Top image: Hengster Kor / Facebook
Drop by any hawker centre during lunchtime, and you’ll find a surprising array of accouterments left unattended on its tables. Tissue packets, umbrellas, water bottles, and bags serve as sentries, guarding their owners’ seats.
Singaporeans generally don’t have to be hyper-vigilant about their belongings—things stay where they’re left. Most of the time.
Lest we forget that bad eggs exist, a recent community library initiative in a Boon Lay void deck—meant to spread the joy of reading—ended up exposing the ugly side of things.
The chairman of Boon Lay View’s residents’ network, known only as Hengster Kor, had collected books and shelves from his neighbours and friends. He spent hours setting the library up on Monday, April 24.
Less than a day later, however, he was dismayed to find two shelves stolen.
And on Wednesday, the library was swept clean of its books. Weirdly enough, the books were returned hours later.
Can We Trust Each Other?
Despite the library’s less-than-smooth opening, Kor still appears remarkably positive.
He told The Straits Times: “I wish to believe that it was an honest mistake. Although many people have told me to install CCTV (closed-circuit television), I think that will defeat the purpose of wanting to create a common space in the community that is built on trust.”
We’re left to wonder: Is the man too optimistic? A little idealistic even?
When it comes down to it, all community initiatives hinge on people not being assholes.
Sometimes, they work. For example, in January, one family in Siglap set up a vending machine outside their home to dispense free drinks for delivery personnel and drivers. The project, which operates on an honour system, seems to be still running smoothly.
Other times, the initiatives remind us why we can’t have nice things.
Case in point: Umbrella-sharing project Sharella. Launched in 2017, it was the brainchild of several Republic Polytechnic students to solve the problem of unsheltered pedestrian crossings near MRT stations.
Small kiosks were set up near the crossings and stocked with umbrellas. The idea was for pedestrians to borrow the umbrellas on rainy days, use them while crossing the road, and return them on the other side.
Alas, all 20 of the umbrellas put out were stolen on the project’s launch day. Up till 2019, members of the public were still stealing umbrellas, reported Mothership.
On the bright side, the initiative is still alive and kicking, and some of the stolen umbrellas have been replaced by donated ones from residents.
Speaking to TODAY, one resident expressed her disappointment at the missing umbrellas and suggested that the authorities install CCTV cameras to deter the thieves.
This begs the question: When CCTV cameras aren’t watching, can we Singaporeans be trusted?
Singapore’s Safe. At What Cost?
Singapore is famously safe. We’ve topped Gallup’s Law and Order Index seven years in a row, some people leave their laptops unattended in cafes, others chope tables with phones, and many shops don’t even lock up properly.
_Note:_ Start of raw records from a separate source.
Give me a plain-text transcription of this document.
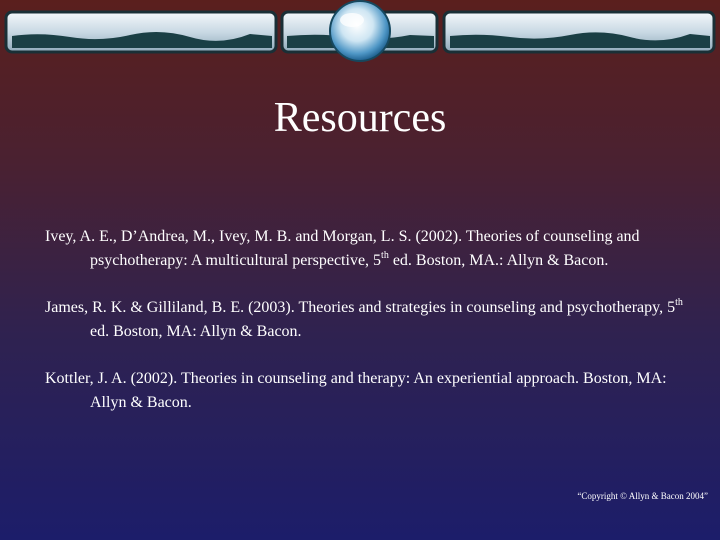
Resources

Ivey, A. E., D’Andrea, M., Ivey, M. B. and Morgan, L. S. (2002). Theories of counseling and psychotherapy: A multicultural perspective, 5th ed. Boston, MA.: Allyn & Bacon.

James, R. K. & Gilliland, B. E. (2003). Theories and strategies in counseling and psychotherapy, 5th ed. Boston, MA: Allyn & Bacon.

Kottler, J. A. (2002). Theories in counseling and therapy: An experiential approach. Boston, MA: Allyn & Bacon.

“Copyright © Allyn & Bacon 2004”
But perhaps this sense of security has more to do with the ubiquity of surveillance cameras than the graciousness of our people.
After all, with 18.04 cameras per 1,000 people, per research by Comparitech, Singapore is among the most surveilled cities in the world.
There’s something dystopian about seeing a surveillance camera every few steps you take, but that’s slowly become a reality for Singaporeans. In fact, the presence of CCTVs is likely to intensify. A 2021 CNA report said some 90,000 police cameras have been installed islandwide. By 2030, the number is expected to balloon to over 200,000.
It’s not enough that we’re constantly under the watchful eye of the authorities. Singaporeans are also taking it upon themselves to keep an eye on each other. Though illegal, more homeowners are installing CCTVs outside their homes in the name of guarding against theft and harassment, retailers told CNA.
For what it’s worth, surveillance cameras are a bane for crime—since their installation in 2012, police cameras have helped the authorities solve over 5,000 cases. Rates of housebreaking in HDB estates and theft from motor vehicles at carparks have also fallen. The teen who humped a cat was also arrested shortly after his identity was shared online via CCTV footage.
However, just as surveillance is used to protect, it can easily be used to control. Data gathered can easily be misused, scholars have warned.
Under the Community Disputes Resolution Act, HDB residents in Singapore aren’t allowed to install CCTVs outside their flats as this surveillance constitutes “unreasonable interference” with their neighbour’s enjoyment or use of their residence.
What then of the thousands of electronic eyes watching us wherever we go?
Of course, the CCTVs aren’t going anywhere. Short of something like The Purge, we’ll never really know how nice Singaporeans really are to each other when no one’s policing them.
Singapore’s safe, no doubt. But is it because of our innate graciousness or widespread surveillance? Start removing the CCTVs, and we’ll find out.